Der Autor Adolf Muschg ist seit zwei Jahren Präsident der Akademie der Künste in Berlin. Der Titel nimmt Bezug auf eine buddhistische Erleuchtungssituation. Es ist eine Legende, die von einem Abt berichtet, der immer als erster in der Frühe aufstand, dann aber von einem anderen Abt beim Meditieren mit dem Satz überrascht wurde :"Du bist zu spät Eikan". Dabei blickt er, wie die Buddhafigur auf dem Cover des Buches, über die Schulter. Und in diesem Augenblick wird Eikan erleuchtet, denn er merkt, dass er immer zu spät ist, also es ist immer spät, man ist immer nahe am Tod und gleich nah am Anfang.

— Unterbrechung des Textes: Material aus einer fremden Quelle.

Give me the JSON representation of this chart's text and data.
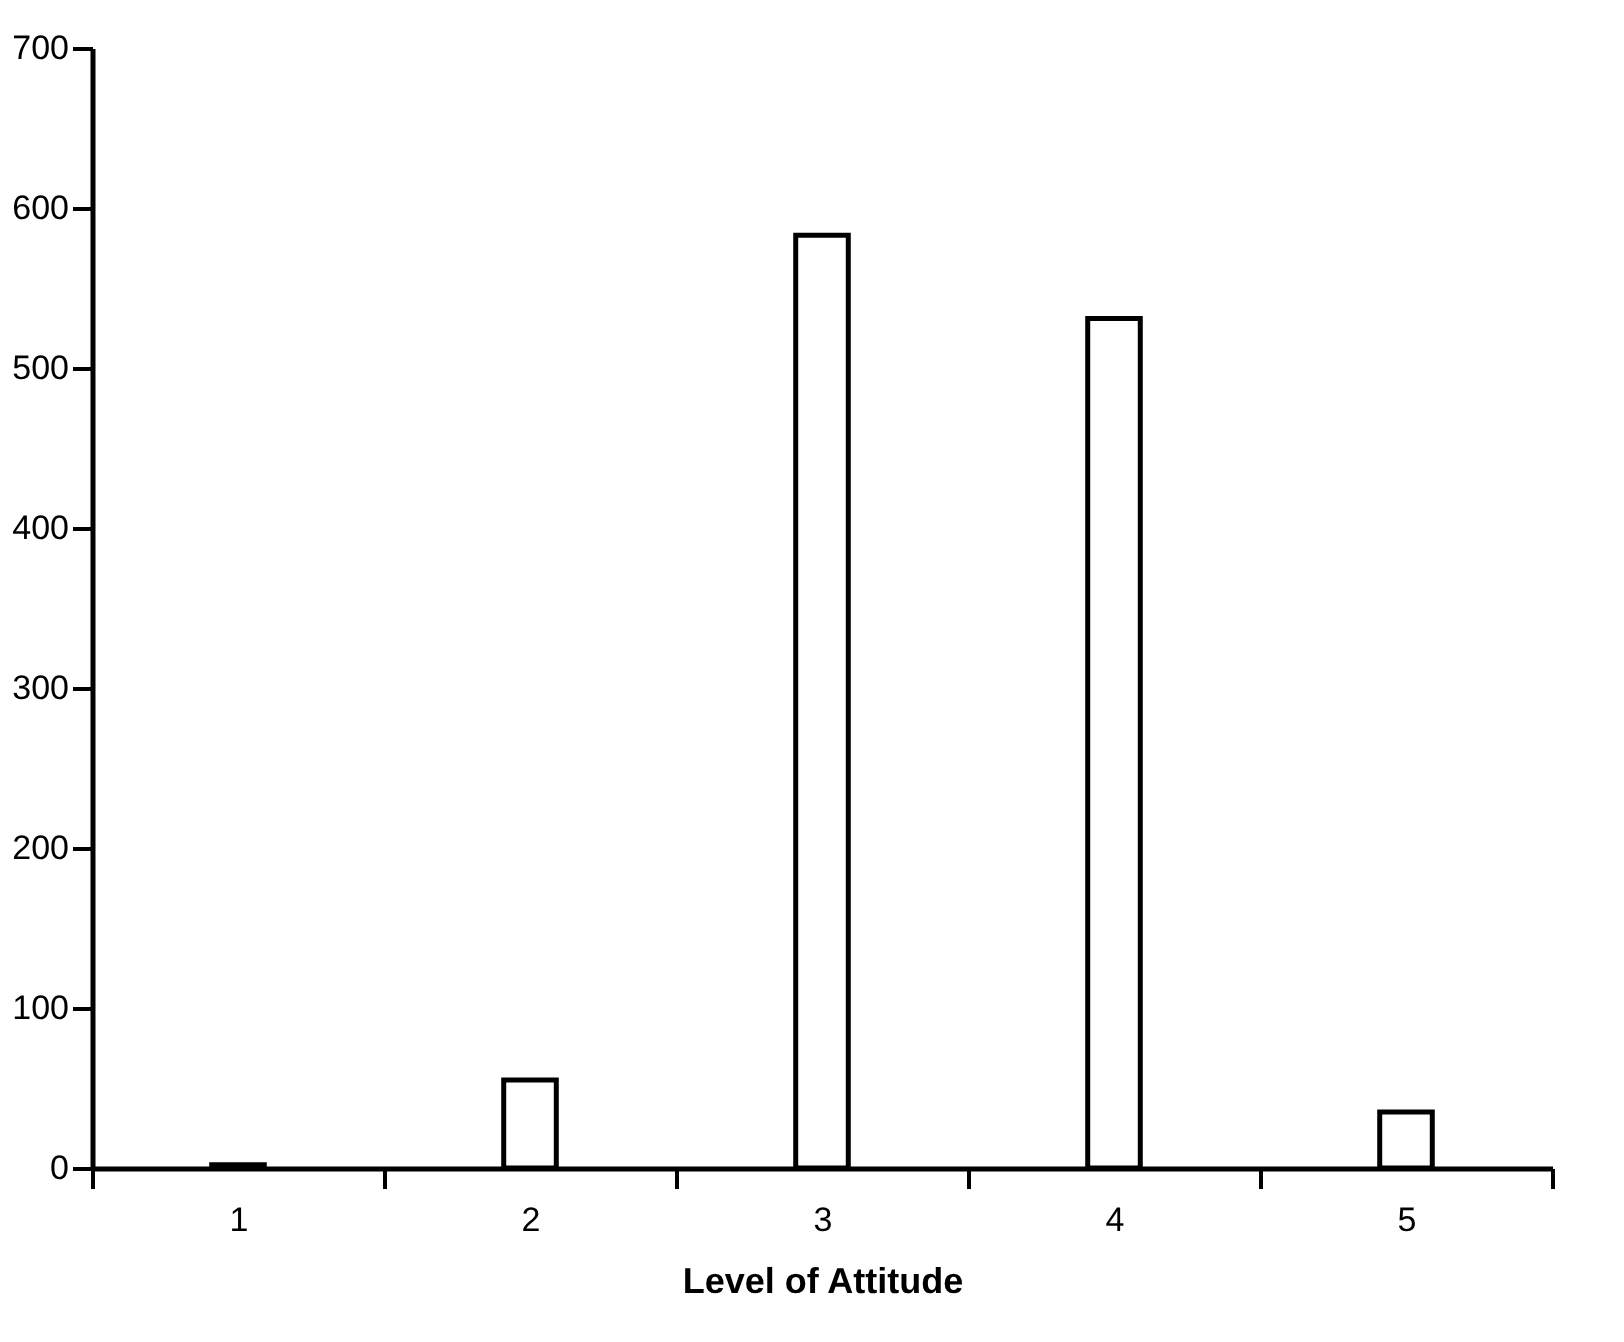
{
  "chart_data": {
    "type": "bar",
    "xlabel": "Level of Attitude",
    "categories": [
      "1",
      "2",
      "3",
      "4",
      "5"
    ],
    "values": [
      2,
      55,
      583,
      531,
      35
    ],
    "color": "#ffffff",
    "ylim": [
      0,
      700
    ],
    "yticks": [
      0,
      100,
      200,
      300,
      400,
      500,
      600,
      700
    ],
    "grid": false
  }
}
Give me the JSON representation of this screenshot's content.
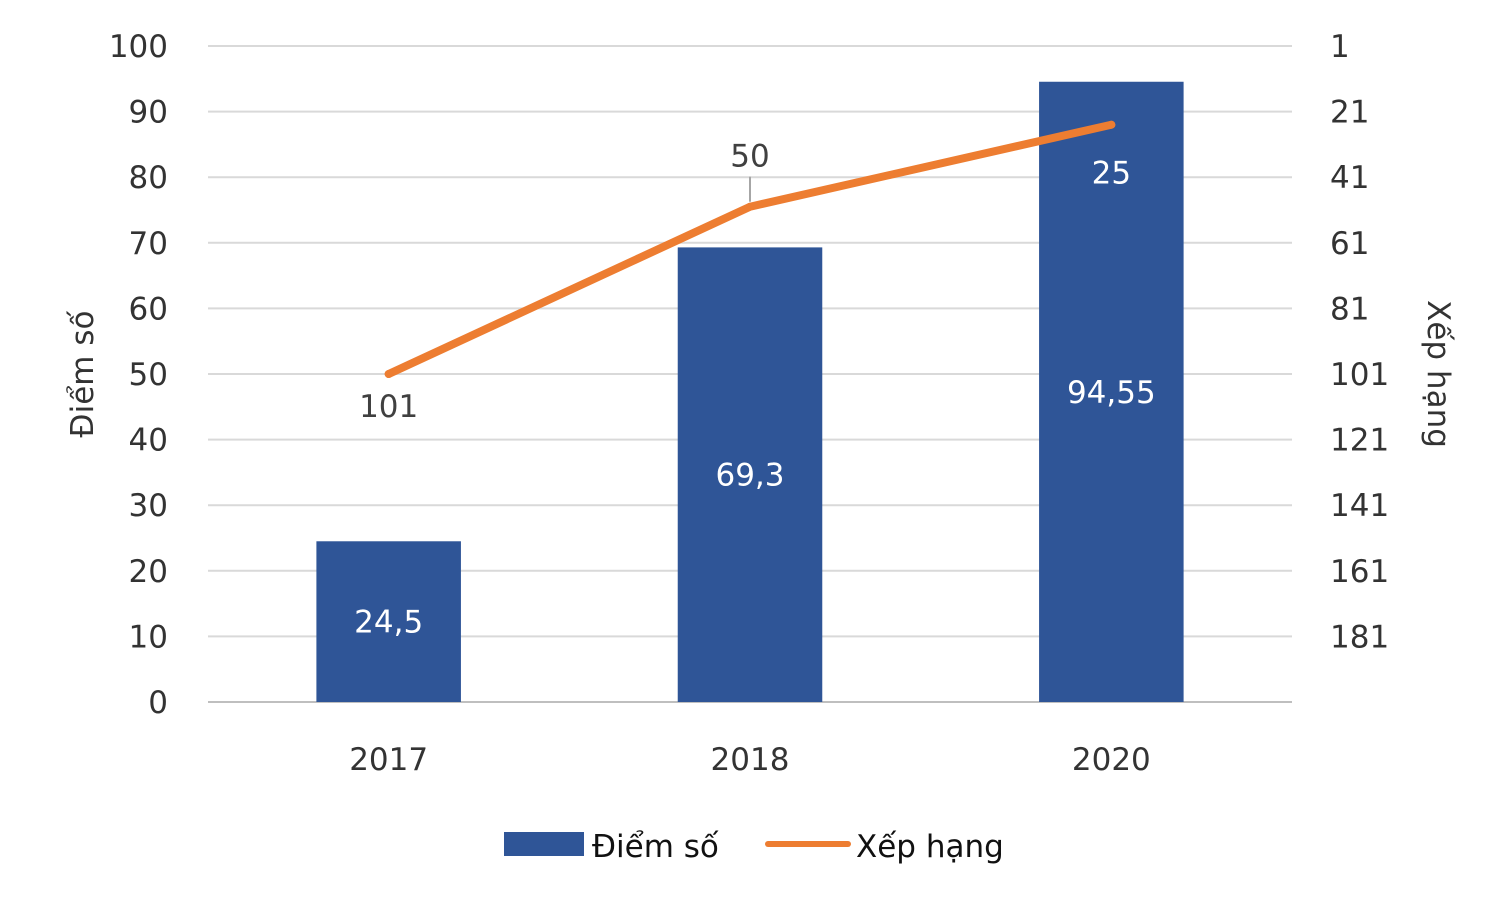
{
  "chart_data": {
    "type": "bar",
    "categories": [
      "2017",
      "2018",
      "2020"
    ],
    "series": [
      {
        "name": "Điểm số",
        "kind": "bar",
        "axis": "left",
        "values": [
          24.5,
          69.3,
          94.55
        ],
        "labels": [
          "24,5",
          "69,3",
          "94,55"
        ],
        "color": "#2f5597"
      },
      {
        "name": "Xếp hạng",
        "kind": "line",
        "axis": "right",
        "values": [
          101,
          50,
          25
        ],
        "labels": [
          "101",
          "50",
          "25"
        ],
        "color": "#ed7d31"
      }
    ],
    "y_left": {
      "label": "Điểm số",
      "range": [
        0,
        100
      ],
      "ticks": [
        "0",
        "10",
        "20",
        "30",
        "40",
        "50",
        "60",
        "70",
        "80",
        "90",
        "100"
      ]
    },
    "y_right": {
      "label": "Xếp hạng",
      "range": [
        1,
        201
      ],
      "reversed": true,
      "ticks": [
        "1",
        "21",
        "41",
        "61",
        "81",
        "101",
        "121",
        "141",
        "161",
        "181"
      ]
    },
    "grid": true,
    "legend_position": "bottom"
  }
}
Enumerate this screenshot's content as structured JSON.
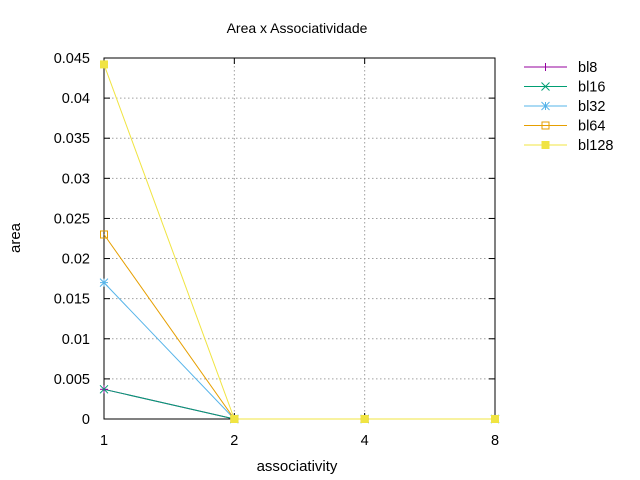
{
  "chart_data": {
    "type": "line",
    "title": "Area x Associatividade",
    "xlabel": "associativity",
    "ylabel": "area",
    "categories": [
      "1",
      "2",
      "4",
      "8"
    ],
    "xlim": [
      1,
      8
    ],
    "ylim": [
      0,
      0.045
    ],
    "yticks": [
      "0",
      "0.005",
      "0.01",
      "0.015",
      "0.02",
      "0.025",
      "0.03",
      "0.035",
      "0.04",
      "0.045"
    ],
    "grid": true,
    "legend_position": "outside top-right",
    "series": [
      {
        "name": "bl8",
        "color": "#94009e",
        "marker": "plus",
        "values": [
          0.0037,
          0.0,
          0.0,
          0.0
        ]
      },
      {
        "name": "bl16",
        "color": "#009e73",
        "marker": "cross",
        "values": [
          0.0037,
          0.0,
          0.0,
          0.0
        ]
      },
      {
        "name": "bl32",
        "color": "#56b4e9",
        "marker": "star",
        "values": [
          0.017,
          0.0,
          0.0,
          0.0
        ]
      },
      {
        "name": "bl64",
        "color": "#e69f00",
        "marker": "open-square",
        "values": [
          0.023,
          0.0,
          0.0,
          0.0
        ]
      },
      {
        "name": "bl128",
        "color": "#f0e442",
        "marker": "filled-square",
        "values": [
          0.0442,
          0.0,
          0.0,
          0.0
        ]
      }
    ]
  }
}
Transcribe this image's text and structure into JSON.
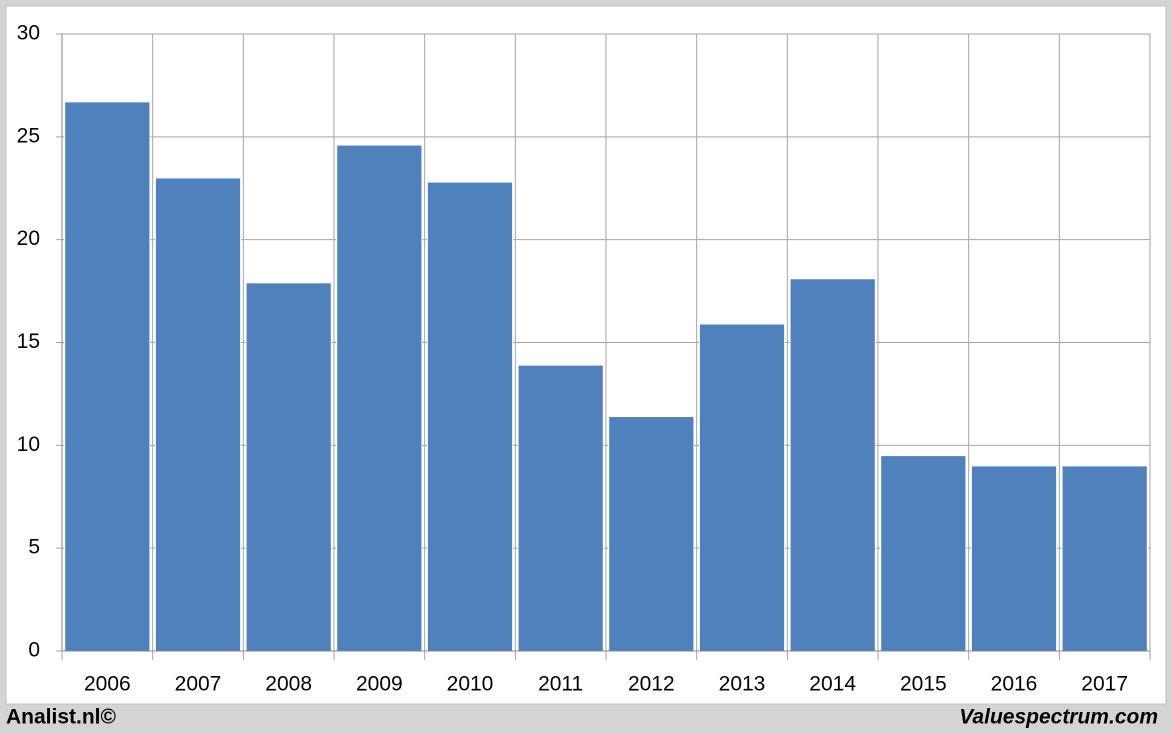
{
  "chart_data": {
    "type": "bar",
    "categories": [
      "2006",
      "2007",
      "2008",
      "2009",
      "2010",
      "2011",
      "2012",
      "2013",
      "2014",
      "2015",
      "2016",
      "2017"
    ],
    "values": [
      26.7,
      23.0,
      17.9,
      24.6,
      22.8,
      13.9,
      11.4,
      15.9,
      18.1,
      9.5,
      9.0,
      9.0
    ],
    "color": "#4f81bd",
    "ylim": [
      0,
      30
    ],
    "yticks": [
      0,
      5,
      10,
      15,
      20,
      25,
      30
    ],
    "grid": true,
    "footer_left": "Analist.nl©",
    "footer_right": "Valuespectrum.com"
  }
}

Der Held des Buches heißt Leuchter. Ist er am Ende auch der Erleuchtete?
Der Inhalt ist wie folgt, kurz skizziert. Es gibt einen Mann von 42 Jahren, der ist Cellist, und er hat einen Freund. Die beiden sind zusammen in einem Internat gewesen. Das Buch selber beginnt mit einem Brief, aber die Geschichte beginnt eigentlich im Internat.
Hier haben sich die beiden kennen gelernt. Andreas Leuchter der Cellist und Roman Enders, Sohn reicher Eltern. Beide sind erotisch voneinander angezogen. Einer versuchten Annäherung entzieht sich der Andreas Leuchter, weil er gelernt hat sich selber immer unter Strafe zu stellen, wenn er Strafe befürchtet. Das heißt, er hält sich an klare Regeln, während sein Freund den Emotionen freien Lauf lässt.
Und jetzt, Jahre später, beide hatten sich im Internat entzweit, passiert folgendes. Beide sind jetzt im Alter von 42 Jahren und da kommt eines Tages dieser Brief.
Dieser Roman Enders schreibt in dem Brief, das er jetzt in Paris lebt und an Aids erkrankt ist und das nächste Jahr nicht erleben wird. Er beauftragt seinen Freund aus dem Internat, ein Cellostück, eine Suite in drei Sätzen, öffentlich vorzutragen. Er fügt die Bemerkung hinzu:" Wenn du dich nicht daran hältst, die Toten werden sich an dir rächen." Mit anderen Worten, nimm dich in Acht, ich bin immer noch da. Hier taucht das „Wiedergänger Motiv", das man auch bei anderen Büchern von Adolf Muschg findet, auf.
Und dann die vielen Liebesgeschichten, die Geschichten mit Frauen aus denen dieser Andreas Leuchter nicht klug geworden ist. All die vielen sexuellen Praktiken sind deutlich, aber doch dezent geschrieben. Man wirft ihm vor, dass seine Frau Catherine sich umgebracht hat, als er ein Verhältnis mit Sumi, einer begnadeten Cellistin begann. Und diese Sumi hat ihn immer wieder aufgefordert das Stück einzustudieren. Er weiß eigentlich gar nicht, dass sie Cellistin ist, behandelt sie wie eine Assistenzfigur.
Er studiert die Partitur ein, es kommt schließlich zur Aufführung in Paris, die allerdings misslingt. Und das Konzert, was er nicht spielen konnte, spielt Sumi in sagenhafter Größe und zeigt damit, dass er in seiner Kunst gescheitert ist, am Ende ein „Nichtkünstler" ist.
Der Cellist wird Judokämpfer und reist nach Japan. Er juriert Cello Schüler und Schülerinnen und dann passiert das, was dem Abt Eikan passiert ist, es kommt zu einer Erleuchtung. Hinter dem Vorhang, wo die Schüler spielen, damit sie bei der Benotung nicht erkannt werden, hört er plötzlich eine Musik, die er so noch nie gehört hat. Und es heißt, es sei eine Musik die gelernt habe sich selber zu hören.
Und er wird in diesem Moment ein anderer Mensch. Er gibt die Kunst auf, reist zurück, und wiederholt gewissermaßen ein Martyrium welches er sich am Anfang aufgeladen hat durch Lieblosigkeit, Verachtung und seine selbstgefällige Art gegenüber Frauen. Er hat gemerkt die Kunst gibt die Möglichkeit, das, was im Leben vorbei ist oder noch gar nicht da war, lebendig zu halten.
Ich habe das Buch mit Faszination gelesen, es ist so reich an Lebensweisheiten, völlig ohne Pathos und gleichzeitig so komprimiert. Und weil sich an den beiden Grundmotiven der Bildung, nämlich Liebe und Kunst, in diesem Roman Individuen bilden, haben wir es hier eigentlich mit einem klassischen Bildungsroman zu tun. Ein geheimnisvolles Buch, ein geheimnisvoller Gang eines Menschen, der, so sollte man vielleicht sagen, ausgezogen ist, hören und lieben zu lernen.